Additionally, Howard Hughes has been adding to their real estate assets around the Seaport.  Their current proposal to the city includes approximately 700,000 more square feet of development including the Tin Building next door to Pier 17 which would feature a seafood market and possibly a mixed use high rise building, although that's faced some push back from local residents.

Some back of the envelope math on just Pier 17 shows it could generate $80MM annually in NOI, putting a 5% cap rate on that would make the property worth $1.6B.  Then you could extrapolate that for the additional 700,000 square feet too if you want to be greedy.
Sum of the Parts on the Operating Assets
Click on the below to expand, but I pieced out each of the operating assets and those that are far enough along in construction to estimate an NOI and cap rate.
To summarize, I'm estimating NOI of $283MM (probably 2017-2018 number) based on the current activity for a combine value of $4.7B, which net of associated debt and additional construction costs is worth $2.0B to HHC equity.

Miscellaneous Assets/Other Strategic Developments
Below is a list of the company's other assets, most of these will be redeveloped one day into mixed-use assets, but their potential is too unknown, as a result I'm just marking them at cost/book.
Additionally, Howard Hughes does have a small $109 million NOL tax asset that is shielding some tax liability, once this is used up I'd expect either they would convert to a REIT or spin out the operating properties into a REIT to maintain tax efficiency.

Bill Ackman, of Pershing Square, is the Chairman of the Board, he's obviously controversial and Howard Hughes might get lumped into some selling pressure when the market goes after Pershing Square's holdings but Ackman has made it clear that he has the most reputationally at stake with HHC compared to his other holdings (hard to believe based on his actions at VRX and HLF but he has pseudo control here).

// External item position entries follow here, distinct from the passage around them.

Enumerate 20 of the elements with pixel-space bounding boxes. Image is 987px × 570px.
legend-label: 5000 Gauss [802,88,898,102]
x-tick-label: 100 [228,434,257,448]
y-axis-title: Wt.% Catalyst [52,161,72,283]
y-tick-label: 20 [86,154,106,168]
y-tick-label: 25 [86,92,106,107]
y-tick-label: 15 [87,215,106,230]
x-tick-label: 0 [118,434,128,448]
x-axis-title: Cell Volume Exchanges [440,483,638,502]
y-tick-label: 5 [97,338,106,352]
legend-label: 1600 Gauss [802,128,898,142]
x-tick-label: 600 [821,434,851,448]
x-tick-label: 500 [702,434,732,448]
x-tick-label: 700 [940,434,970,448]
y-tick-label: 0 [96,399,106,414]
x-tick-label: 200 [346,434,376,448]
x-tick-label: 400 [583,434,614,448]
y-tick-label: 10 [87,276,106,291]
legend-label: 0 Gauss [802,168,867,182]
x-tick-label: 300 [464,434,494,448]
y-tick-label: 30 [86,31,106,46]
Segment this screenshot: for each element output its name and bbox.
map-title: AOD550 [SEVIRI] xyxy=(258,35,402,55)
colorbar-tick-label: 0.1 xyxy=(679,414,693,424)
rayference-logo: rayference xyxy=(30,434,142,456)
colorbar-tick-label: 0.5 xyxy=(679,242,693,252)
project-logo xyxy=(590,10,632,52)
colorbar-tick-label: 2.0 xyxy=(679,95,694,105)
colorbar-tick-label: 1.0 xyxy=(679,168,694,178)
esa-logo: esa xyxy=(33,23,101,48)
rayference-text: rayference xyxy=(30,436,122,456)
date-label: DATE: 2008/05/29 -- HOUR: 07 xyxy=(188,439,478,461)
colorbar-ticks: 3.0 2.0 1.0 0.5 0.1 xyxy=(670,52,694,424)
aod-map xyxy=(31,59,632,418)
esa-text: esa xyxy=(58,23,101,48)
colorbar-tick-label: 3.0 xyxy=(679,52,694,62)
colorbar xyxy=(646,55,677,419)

Senior management do have warrants that they paid $19 million out of pocket for when joining the company in 2010.  The strikes range from $42.23 to $54.50 and are exercisable starting in November 2016 and expire in February 2018.  I'd be surprised to see management exercise early.

Adding It All Up
To recap, the above doesn't include:
  • New retail at Ward Village - doubling their square footage and significantly upgrading tenants.
  • Columbia, MD redevelopment which should start in 2016, 13MM square feet of entitlements (office, retail, multi-family).
  • Tin Building renovation and additional development plans at South Street Seaport beyond Pier 17.
  • Additional unannounced HHC developed/owned commercial build out of Downtown Summer, Woodlands, Bridgeland.
  • Any additional value above book for the miscellaneous Strategic Developments.
  • Significant "execution risk", these are complicated developments, I'm sure there are a lot of bureaucratic hoops to jump through (especially in NYC and Honolulu), politicians and unions to please, leases to negotiate - a lot can go wrong from entitlement of a project to it being fully stabilized.
  • These are long dated developments, each of their markets is likely to go through a cycle or two before they're fully completed.  Markets can also change dramatically from when ground is broken to when construction is finished.  Two of HHC's main markets are New York City and Honolulu, prices are high and "always go up" there, need to be careful of anything that "always goes up".
  • Houston really struggles and Howard Hughes' assets and land holdings there are permanently impaired.
I probably should have taken a closer look when the share price rose to $160 and noticed how much additional growth the market was pricing into the company.  In one of Howard Marks' recent memos he wrote, "If you look longingly at the chart for a stock that has risen for twenty years, think about how many days there were when you would've had to talk yourself out of selling."  That's kind of how I think of Howard Hughes, long term holding that's going to see a cycle or two but is quite attractively priced now.